Working for Gigster is probably a career choice for some contractors, because there is a variety of projects to work on, and the opportunity to be involved from start to finish. Which may be the opposite if working in a more corporate or enterprise environment, where work may be routine, repetitive and reasonably narrow in scope.

If Gigster does decide to set up shop in Melbourne (with encouragement from
InvestVictoria) they will be joining the likes of Slack, Stripe and Square, tempted by financial and other incentives. Such a move may challenge a number of local digital agencies, who will face even more competition for talent and customers.

According to Ms Waggoner, enterprise clients represent 40% of the business, and should comprise 60%-80% very soon. Not only that, but the average deal was initially $15k, now it’s more like $100k. However, enterprise clients have a much longer sales cycle. Plus, many innovation teams within enterprises are more like loosely formed groups of niche experts, so they need training on how to think like a startup.
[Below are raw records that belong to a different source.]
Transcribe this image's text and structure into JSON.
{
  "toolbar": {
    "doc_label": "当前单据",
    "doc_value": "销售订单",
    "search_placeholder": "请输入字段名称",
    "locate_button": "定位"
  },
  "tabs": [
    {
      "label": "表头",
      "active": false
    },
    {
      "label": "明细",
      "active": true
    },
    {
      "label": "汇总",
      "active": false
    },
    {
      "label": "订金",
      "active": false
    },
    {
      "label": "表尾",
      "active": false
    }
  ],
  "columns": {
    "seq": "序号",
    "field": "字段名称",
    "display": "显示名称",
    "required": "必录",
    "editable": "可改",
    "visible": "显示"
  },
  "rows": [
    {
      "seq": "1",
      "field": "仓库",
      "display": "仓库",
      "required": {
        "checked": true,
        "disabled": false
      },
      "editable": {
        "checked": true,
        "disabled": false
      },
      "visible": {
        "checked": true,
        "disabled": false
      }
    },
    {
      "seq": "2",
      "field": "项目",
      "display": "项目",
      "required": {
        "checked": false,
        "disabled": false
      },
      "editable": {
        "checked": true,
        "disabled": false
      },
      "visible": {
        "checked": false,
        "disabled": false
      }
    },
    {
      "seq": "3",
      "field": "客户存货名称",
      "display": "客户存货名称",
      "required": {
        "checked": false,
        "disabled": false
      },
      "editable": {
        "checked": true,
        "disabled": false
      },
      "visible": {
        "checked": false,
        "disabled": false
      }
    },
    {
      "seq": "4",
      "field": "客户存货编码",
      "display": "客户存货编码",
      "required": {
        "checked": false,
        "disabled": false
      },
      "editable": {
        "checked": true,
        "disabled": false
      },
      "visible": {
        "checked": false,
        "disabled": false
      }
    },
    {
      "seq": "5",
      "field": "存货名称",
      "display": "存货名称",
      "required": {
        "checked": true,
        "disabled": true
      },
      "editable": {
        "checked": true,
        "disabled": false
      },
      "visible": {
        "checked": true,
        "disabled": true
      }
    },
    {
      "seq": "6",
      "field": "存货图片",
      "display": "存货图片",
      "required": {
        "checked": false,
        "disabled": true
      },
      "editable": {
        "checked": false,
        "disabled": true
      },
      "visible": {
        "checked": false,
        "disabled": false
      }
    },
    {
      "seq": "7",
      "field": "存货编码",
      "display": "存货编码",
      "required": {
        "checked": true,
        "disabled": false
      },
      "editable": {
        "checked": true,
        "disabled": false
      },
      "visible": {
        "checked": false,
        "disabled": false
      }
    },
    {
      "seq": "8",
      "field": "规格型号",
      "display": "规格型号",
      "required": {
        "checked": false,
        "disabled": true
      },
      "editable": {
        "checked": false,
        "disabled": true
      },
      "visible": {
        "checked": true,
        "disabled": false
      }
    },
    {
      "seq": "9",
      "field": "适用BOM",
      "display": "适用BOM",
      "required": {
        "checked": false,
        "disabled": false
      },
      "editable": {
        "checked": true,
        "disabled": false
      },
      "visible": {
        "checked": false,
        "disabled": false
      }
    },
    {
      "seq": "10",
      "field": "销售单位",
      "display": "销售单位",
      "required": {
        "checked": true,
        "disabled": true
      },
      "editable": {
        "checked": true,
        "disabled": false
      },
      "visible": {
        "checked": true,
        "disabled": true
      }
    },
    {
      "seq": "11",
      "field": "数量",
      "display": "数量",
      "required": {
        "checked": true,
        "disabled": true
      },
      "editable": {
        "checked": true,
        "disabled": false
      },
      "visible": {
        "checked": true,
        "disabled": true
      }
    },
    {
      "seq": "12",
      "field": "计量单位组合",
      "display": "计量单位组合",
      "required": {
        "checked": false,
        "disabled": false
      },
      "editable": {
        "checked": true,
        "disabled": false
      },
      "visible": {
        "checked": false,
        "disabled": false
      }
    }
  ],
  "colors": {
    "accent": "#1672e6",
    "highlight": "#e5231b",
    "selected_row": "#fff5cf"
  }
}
When you consider the greater dependency on legacy software by corporate clients (where it may make financial sense to retire some assets and build afresh, but the emotional disruption can be huge…), combined with the greater emphasis placed on after-sales service, Gigster has had to adapt its business model accordingly.

But Gigster must be doing something right. They’ve stopped outbound marketing and prospecting, relying on in-bound leads, repeat business and client referrals. There has been a shift from a sales focus to a customer focus, complete with a dedicated customer success team.

A number of audience questions related to getting VCs interested in your idea: What do they look for? How do they assess opportunities? How far should you go in building a product before you can attract funding? What’s the best way to validate an idea? etc. Much of this is about product/market fit, building the right team, getting customer traction, and executing on your strategy (aka Product Development 101.) As part of her closing comments, Ms Waggoner noted that unlike some of the high-profile VC funds (e.g, Y-Combinator, Techstars and 500 Startups) many VCs are becoming more sector specific, because they prefer to invest in what they know and understand.